To implement the given initialization strategy,
we first create a winner tree and then
examine the nodes tree[1:n-1] resetting
each
tree[i] to the loser of the match played
at this node. To determine the loser of the match played at
tree[i],
we must first determine
the two players who palyed here. These two players can be determined
by accessing the two children of
tree[i]. Note that one or both of these children
may be external nodes. If a child is an internal node, then
the winner recorded at the internal node is a player; otherwise
the external node is a player.
We can tentatively compute the child index c as either
2 * i or
2 * i + 1 depending on whether we
are looking for the left or the right child of
i.
To determine q such that
player[q] is either the winner of the
match played at tree[c] or is the external node
at this child of
tree[i] we must invert Equation 13.1, which
currently tells us how to go from an external node to its parent.

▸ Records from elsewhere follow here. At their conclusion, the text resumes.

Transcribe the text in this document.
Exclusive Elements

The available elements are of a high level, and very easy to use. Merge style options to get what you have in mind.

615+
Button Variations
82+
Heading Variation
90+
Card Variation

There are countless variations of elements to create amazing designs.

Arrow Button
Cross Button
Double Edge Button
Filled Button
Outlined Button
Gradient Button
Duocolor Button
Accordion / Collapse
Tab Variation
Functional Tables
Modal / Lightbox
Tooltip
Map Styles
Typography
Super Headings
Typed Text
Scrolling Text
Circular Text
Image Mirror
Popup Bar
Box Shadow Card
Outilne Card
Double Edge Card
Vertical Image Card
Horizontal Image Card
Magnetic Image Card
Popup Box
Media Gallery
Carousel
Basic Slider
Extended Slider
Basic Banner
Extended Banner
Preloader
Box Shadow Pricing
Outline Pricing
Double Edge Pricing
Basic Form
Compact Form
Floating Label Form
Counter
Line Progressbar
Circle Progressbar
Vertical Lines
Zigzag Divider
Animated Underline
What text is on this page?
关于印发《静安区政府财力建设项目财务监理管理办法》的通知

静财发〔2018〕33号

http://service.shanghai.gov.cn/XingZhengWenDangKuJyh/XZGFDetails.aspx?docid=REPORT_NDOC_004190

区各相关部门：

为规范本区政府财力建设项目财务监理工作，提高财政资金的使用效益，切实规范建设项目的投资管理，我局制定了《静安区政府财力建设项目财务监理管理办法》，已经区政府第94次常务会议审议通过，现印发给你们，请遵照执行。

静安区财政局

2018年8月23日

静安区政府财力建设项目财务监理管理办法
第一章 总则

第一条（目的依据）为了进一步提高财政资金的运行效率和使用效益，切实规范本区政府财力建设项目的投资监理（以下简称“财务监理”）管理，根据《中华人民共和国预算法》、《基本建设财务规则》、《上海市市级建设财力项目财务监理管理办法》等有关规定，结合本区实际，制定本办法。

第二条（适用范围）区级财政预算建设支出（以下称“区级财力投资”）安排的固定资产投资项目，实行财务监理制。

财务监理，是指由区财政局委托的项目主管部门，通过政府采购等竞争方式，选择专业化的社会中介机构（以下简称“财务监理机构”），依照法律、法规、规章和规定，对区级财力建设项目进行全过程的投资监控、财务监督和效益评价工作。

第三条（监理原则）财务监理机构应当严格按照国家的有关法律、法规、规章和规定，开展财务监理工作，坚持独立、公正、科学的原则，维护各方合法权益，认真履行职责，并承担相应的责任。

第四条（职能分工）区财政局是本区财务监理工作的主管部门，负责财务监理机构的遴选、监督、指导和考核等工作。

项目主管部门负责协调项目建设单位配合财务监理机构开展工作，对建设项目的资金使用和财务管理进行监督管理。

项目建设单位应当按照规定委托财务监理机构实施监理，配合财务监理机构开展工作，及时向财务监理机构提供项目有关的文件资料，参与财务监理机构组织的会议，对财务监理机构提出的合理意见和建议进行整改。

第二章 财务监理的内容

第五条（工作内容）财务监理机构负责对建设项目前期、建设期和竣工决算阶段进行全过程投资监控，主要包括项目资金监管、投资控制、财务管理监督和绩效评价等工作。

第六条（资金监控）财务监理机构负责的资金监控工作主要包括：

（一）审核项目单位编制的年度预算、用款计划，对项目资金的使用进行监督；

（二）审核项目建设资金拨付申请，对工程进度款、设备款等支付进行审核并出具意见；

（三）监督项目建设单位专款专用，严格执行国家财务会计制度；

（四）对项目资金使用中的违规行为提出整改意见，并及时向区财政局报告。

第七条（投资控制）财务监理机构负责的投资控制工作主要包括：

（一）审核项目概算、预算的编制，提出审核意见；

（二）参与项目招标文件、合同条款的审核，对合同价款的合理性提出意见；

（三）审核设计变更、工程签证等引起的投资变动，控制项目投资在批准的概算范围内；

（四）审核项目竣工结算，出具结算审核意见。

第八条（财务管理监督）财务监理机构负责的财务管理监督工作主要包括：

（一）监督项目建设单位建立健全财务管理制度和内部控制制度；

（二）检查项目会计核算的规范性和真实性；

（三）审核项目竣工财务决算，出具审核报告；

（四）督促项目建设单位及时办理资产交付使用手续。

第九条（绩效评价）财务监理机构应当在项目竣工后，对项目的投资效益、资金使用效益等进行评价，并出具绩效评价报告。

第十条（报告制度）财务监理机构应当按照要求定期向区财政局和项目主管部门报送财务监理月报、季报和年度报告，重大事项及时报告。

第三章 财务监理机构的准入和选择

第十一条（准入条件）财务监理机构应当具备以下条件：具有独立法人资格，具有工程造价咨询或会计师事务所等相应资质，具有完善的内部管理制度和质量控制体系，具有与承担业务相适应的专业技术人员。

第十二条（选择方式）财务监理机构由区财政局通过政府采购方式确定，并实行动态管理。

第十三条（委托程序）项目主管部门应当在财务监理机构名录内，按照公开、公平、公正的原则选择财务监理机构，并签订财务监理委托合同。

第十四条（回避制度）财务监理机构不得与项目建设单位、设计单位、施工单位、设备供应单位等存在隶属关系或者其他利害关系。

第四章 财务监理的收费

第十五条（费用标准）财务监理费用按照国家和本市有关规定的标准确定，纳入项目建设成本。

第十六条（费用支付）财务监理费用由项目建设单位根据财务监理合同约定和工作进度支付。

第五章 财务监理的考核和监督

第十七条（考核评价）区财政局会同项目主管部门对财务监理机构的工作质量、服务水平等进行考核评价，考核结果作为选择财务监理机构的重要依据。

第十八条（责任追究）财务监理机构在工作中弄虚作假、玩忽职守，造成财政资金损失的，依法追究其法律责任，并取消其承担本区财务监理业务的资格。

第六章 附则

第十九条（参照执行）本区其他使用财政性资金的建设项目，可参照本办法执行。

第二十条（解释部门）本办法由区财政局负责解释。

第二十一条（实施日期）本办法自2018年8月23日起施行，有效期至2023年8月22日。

Doing this inversion yields the following code:
if (c <= n - 1)
q = tree[c];
else
// child is an external node
if (c <= offset)
q = c + lowExt - n + 1;
else
q = c - offset;
Once we have identified the two players of the match at
tree[i], we can determine the
loser by comparing with the known winner of the match
played at this node.
The code to replay a match when the winner has changed
is simpler than the corresponding code for a winner tree.